Dr. Amrita Bahri is Associate Professor of International Trade Law at ITAM and Co-Chair Professor for WTO Chair Program (Mexico). Amrita has published in the areas of international trade law, WTO dispute settlement, capacity-building in emerging economies, trade and gender. She has authored the monograph Public Private Partnership for WTO dispute settlement: Enabling Developing Countries (Edward Elgar, 2018). Her academic articles are published in prestigious journals including Journal of International Economic Law, World Trade Review, Journal of World Trade, Trade, Law & Development, Global Trade & Customs Journal, and Journal of International Trade Law & Policy. Working with ITC’s team, Amrita has designed the very first framework to measure gender-responsiveness of free trade agreements. She explains this framework in ITC’s policy paper titled “Mainstreaming Gender in Free Trade Agreements”.

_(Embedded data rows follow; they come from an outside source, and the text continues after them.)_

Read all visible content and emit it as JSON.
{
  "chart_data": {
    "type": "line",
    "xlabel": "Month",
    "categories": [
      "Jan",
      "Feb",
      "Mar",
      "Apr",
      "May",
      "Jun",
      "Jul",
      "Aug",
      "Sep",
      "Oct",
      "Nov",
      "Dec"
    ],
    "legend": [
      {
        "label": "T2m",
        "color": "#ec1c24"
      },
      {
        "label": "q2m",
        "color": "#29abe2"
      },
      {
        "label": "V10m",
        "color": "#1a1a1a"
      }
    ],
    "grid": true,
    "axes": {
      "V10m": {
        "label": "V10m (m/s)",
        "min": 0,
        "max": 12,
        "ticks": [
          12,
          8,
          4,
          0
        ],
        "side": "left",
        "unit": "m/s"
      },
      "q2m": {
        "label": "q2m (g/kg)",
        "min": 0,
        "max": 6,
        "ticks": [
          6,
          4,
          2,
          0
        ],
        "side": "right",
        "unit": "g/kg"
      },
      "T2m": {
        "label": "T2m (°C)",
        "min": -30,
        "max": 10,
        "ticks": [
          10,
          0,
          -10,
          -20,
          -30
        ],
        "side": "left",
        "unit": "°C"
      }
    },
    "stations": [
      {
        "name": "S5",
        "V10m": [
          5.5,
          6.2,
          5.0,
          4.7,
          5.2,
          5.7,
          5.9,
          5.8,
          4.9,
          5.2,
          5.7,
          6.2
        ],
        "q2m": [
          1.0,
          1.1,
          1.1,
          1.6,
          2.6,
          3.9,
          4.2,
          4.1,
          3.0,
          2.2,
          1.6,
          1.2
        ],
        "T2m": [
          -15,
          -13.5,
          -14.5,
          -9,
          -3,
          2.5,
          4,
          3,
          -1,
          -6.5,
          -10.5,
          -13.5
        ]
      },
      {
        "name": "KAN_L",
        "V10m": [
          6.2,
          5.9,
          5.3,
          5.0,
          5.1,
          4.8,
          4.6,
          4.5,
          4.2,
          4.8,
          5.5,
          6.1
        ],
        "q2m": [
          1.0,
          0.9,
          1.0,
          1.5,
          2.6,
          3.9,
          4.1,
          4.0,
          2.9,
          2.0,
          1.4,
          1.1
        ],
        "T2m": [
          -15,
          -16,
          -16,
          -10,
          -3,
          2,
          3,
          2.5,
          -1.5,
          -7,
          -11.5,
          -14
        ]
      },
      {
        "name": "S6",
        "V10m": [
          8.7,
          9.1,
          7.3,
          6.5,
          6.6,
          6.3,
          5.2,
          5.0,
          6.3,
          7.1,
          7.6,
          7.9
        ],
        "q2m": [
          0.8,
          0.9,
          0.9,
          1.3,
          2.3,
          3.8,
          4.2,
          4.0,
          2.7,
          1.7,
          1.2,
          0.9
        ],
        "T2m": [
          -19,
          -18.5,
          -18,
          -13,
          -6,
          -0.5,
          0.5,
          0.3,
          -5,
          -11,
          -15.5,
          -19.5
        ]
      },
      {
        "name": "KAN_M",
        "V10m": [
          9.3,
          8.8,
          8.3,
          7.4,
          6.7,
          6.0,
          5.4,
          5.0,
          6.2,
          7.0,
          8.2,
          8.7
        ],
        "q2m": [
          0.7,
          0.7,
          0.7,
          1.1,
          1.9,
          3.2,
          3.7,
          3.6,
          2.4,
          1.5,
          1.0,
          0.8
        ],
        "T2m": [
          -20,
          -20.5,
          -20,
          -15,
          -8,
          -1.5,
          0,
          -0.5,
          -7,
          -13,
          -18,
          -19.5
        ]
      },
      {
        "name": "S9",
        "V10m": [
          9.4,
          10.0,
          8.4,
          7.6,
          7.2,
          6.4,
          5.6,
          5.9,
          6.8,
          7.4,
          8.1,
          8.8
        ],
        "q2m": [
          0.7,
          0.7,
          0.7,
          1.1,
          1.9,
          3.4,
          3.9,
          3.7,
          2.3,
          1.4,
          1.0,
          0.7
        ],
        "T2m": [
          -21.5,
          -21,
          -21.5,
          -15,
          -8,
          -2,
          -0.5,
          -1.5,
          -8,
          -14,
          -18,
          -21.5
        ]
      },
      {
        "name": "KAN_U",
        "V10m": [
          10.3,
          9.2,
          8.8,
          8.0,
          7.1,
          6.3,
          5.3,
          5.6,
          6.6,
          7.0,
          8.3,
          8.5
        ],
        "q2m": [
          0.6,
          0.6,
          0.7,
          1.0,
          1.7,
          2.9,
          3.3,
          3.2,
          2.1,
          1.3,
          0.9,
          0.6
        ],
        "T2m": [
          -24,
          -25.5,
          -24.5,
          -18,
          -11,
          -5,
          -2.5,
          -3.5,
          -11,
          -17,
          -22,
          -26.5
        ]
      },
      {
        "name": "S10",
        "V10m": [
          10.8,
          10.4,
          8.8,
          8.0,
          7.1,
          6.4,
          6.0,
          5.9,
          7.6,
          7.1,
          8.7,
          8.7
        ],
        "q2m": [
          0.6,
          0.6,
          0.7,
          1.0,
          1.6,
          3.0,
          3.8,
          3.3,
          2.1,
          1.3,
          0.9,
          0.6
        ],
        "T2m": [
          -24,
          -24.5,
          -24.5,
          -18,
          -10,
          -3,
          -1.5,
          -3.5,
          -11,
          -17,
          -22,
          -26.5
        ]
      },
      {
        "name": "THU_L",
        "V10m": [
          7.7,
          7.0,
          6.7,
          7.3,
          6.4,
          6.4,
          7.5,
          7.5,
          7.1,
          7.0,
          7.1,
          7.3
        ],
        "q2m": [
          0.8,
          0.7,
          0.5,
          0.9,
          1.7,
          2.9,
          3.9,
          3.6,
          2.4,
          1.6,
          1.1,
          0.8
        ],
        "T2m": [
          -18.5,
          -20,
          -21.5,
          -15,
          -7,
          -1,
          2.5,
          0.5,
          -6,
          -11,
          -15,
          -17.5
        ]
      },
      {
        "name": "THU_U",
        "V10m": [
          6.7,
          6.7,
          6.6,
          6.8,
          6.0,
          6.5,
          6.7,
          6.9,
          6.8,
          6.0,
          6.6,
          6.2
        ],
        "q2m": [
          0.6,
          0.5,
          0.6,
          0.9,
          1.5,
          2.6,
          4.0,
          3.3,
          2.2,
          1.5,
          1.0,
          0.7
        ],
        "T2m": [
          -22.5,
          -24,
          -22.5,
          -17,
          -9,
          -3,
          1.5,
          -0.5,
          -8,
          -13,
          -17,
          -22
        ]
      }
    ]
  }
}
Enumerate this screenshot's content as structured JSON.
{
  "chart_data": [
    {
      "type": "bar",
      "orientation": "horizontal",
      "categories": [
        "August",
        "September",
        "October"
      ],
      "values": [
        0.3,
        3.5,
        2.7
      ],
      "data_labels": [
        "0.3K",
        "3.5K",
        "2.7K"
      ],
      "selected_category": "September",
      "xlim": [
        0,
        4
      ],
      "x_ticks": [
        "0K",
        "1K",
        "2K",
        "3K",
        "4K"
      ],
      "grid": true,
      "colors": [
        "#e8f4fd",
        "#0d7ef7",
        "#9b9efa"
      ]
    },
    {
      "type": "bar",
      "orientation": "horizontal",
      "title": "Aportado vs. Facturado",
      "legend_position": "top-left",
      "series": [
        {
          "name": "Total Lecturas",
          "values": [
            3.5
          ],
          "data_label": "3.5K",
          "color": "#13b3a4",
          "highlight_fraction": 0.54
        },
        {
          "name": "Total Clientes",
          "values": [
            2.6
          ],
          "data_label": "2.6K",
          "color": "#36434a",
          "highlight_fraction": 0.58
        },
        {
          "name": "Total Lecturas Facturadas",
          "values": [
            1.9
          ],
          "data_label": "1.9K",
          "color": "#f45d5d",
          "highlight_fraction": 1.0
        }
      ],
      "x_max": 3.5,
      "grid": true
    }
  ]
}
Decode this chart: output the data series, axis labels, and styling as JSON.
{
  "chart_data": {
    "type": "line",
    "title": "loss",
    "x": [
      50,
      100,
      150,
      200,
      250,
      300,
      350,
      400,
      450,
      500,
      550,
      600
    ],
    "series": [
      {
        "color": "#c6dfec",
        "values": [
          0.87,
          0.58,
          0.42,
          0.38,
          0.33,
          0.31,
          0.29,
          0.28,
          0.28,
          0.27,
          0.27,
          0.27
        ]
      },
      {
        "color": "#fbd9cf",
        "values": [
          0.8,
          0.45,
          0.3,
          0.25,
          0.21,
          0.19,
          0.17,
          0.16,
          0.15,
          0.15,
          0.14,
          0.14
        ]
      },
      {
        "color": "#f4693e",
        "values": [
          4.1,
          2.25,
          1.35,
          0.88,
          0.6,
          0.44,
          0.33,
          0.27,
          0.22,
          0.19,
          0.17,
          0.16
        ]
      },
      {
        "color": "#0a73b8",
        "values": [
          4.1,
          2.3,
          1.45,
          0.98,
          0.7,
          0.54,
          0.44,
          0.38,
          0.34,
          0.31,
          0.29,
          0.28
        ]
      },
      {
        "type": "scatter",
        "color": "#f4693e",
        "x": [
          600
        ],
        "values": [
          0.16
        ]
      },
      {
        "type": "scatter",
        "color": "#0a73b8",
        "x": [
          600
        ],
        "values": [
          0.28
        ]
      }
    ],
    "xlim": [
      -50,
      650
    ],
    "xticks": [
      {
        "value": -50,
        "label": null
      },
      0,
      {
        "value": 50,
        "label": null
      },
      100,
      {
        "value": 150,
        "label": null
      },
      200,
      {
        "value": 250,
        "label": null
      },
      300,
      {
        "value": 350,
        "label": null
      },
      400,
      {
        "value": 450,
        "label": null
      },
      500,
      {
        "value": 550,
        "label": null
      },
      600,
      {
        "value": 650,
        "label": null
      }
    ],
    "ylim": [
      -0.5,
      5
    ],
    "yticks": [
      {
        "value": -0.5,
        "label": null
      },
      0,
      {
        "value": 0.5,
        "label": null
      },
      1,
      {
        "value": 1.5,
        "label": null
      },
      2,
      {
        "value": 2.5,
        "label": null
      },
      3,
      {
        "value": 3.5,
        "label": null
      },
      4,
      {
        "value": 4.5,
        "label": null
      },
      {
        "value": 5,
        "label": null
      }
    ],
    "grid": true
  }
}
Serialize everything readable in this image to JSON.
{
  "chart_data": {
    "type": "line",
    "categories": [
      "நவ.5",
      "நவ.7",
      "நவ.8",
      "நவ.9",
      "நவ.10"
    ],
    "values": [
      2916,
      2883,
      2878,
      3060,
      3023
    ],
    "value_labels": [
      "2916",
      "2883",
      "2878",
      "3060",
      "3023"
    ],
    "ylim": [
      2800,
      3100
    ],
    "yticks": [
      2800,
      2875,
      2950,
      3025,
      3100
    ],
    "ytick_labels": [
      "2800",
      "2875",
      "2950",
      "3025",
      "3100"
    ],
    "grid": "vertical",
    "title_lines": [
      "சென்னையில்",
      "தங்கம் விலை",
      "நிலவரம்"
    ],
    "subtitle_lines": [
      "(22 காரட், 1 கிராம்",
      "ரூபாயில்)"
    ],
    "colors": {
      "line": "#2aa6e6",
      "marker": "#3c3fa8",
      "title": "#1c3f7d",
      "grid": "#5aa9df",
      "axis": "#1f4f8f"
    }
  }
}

Manjiao Chi is Professor and Founding Director, Center for International Economic Law and Policy (CIELP), Law School, University of International Business and Economics (UIBE), China. His research covers international economic law and policy, dispute settlement, and sustainable development. He is author of many books and articles, frequent speaker in international conferences, consultant for several international organizations, lecturer for the Hague Academy of International Law and the UN Audiovisual Library of International Law, founding editor of the Asian Yearbook of International Economic Law, visiting professor in leading law schools across the world, arbitrator in numerous international and domestic disputes, and enlisted as a chairperson candidate for EU TSD Expert Panel Proceedings. He is, among others, Deputy Chair, UNCITRAL Academic Forum on ISDS; Member, ILA Committee of Rule of Law and International Investment Law; Co-chair, American Society of International Law Asian Pacific Interest Group; Executive Council Member, Chinese Society of International Law. He holds BA, LLM and PhD in law degrees.

Bryan Mercurio is the Simon FS Li Professor of Law at the Chinese University of Hong Kong (CUHK). Specializing in international economic law, Professor Mercurio’s work focuses on the intersection between trade law and intellectual property rights, free trade agreements, trade relations with China, trade in services and international investment law. Professor Mercurio previously taught in the faculty of law at the University of New South Wales (UNSW), worked as a trade negotiator and policy officer and practiced international trade, intellectual property and commercial law in the United States and Australia. He is a Senior Fellow at the Melbourne Law School, Visiting Professor at the KDI School and a frequent consultant and advisor to governments, industry associations and law firms on a wide range of trade and investment matters.